WASHINGTON (AP) _ Steve Martin, the ``wild and crazy guy'' who went on to become a movie star, is getting one of America's top comedy prizes.
Martin will be the eighth recipient of the Mark Twain Prize for American Humor, given annually by the John F. Kennedy Center for the Performing Arts. The presentation will be made Oct. 23.
``His creations, be they on stage, on film or in a book, have created a collective memory of humor and joy for all Americans,'' Kennedy Center Chairman Stephen A. Schwarzman said Tuesday.
While best known for his comedy, Martin also is an award-winning fiction writer. He was the screenwriter for many of the films in which he starred, including ``Roxanne,'' ``L.A. Story,'' ``The Man with Two Brains'' and ``Bowfinger.'' And he plays the banjo.
Born in Waco, Texas, and raised in Southern California, the 59-year-old Martin's varied interests were evident at a young age. He attended Long Beach State University for three years, earnings A's as a philosophy major, but left to become a comedy writer.
He won an Emmy writing for the ``The Smothers Brothers Comedy Hour'' and also did standup comedy. His career was aided by appearances on Johnny Carson's ``Tonight Show.''
Martin guest-hosted ``Saturday Night Live'' several times, wearing his trademark arrow-through-the-head prop and performing the song ``King Tut,'' which ended up a gold record.
He won Grammy Awards for two comedy albums _ ``Let's Get Small'' and ``A Wild and Crazy Guy.''
His first big film success was ``The Jerk'' in 1979, which he co-wrote and starred in, playing a white hick raised by a black family.
Other films include ``Parenthood,'' ``Father of the Bride'' and the 2003 Christmas hit ``Cheaper by the Dozen.'' A sequel is planned for the summer of 2006.
He has twice been the host of the Academy Awards, joking about his relationship with movie studios.

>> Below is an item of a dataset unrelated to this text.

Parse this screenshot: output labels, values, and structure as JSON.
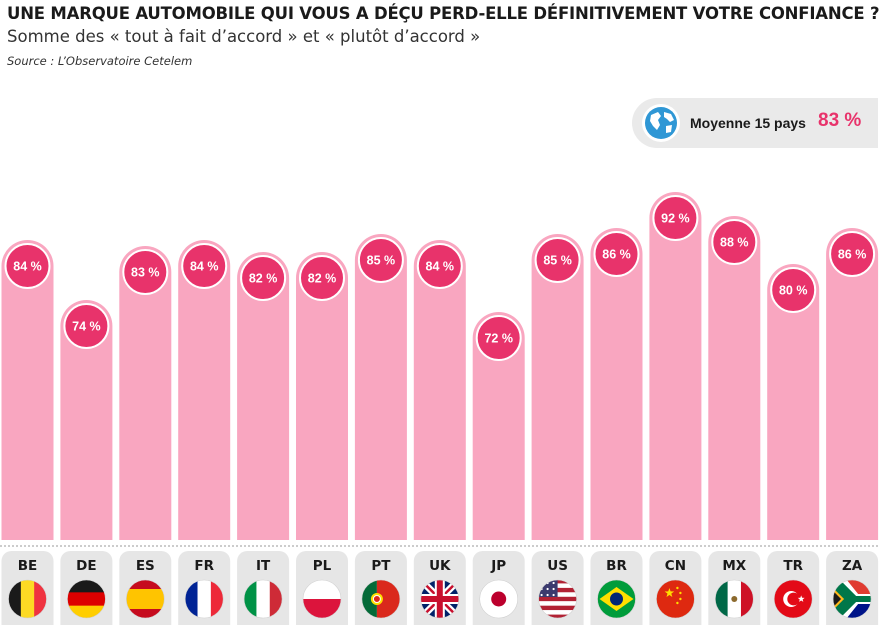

``I handed in a script last year and the studio didn't change a word,'' he said. ``The word they didn't change was on page 87.''
Two short novels by Martin, ``Shopgirl `` and ``The Pleasure of My Company'' have been best sellers. His play ``Picasso at the Lapin Agile'' imagined a dialogue between the artist and Albert Einstein at a tourist night spot in Paris.
Last year's Mark Twain prize went to Lorne Michaels, creator and producer of ``Saturday Night Live.'' Previous winners include Lily Tomlin, Richard Pryor, Jonathan Winters, Carl Reiner, Whoopi Goldberg and Bob Newhart.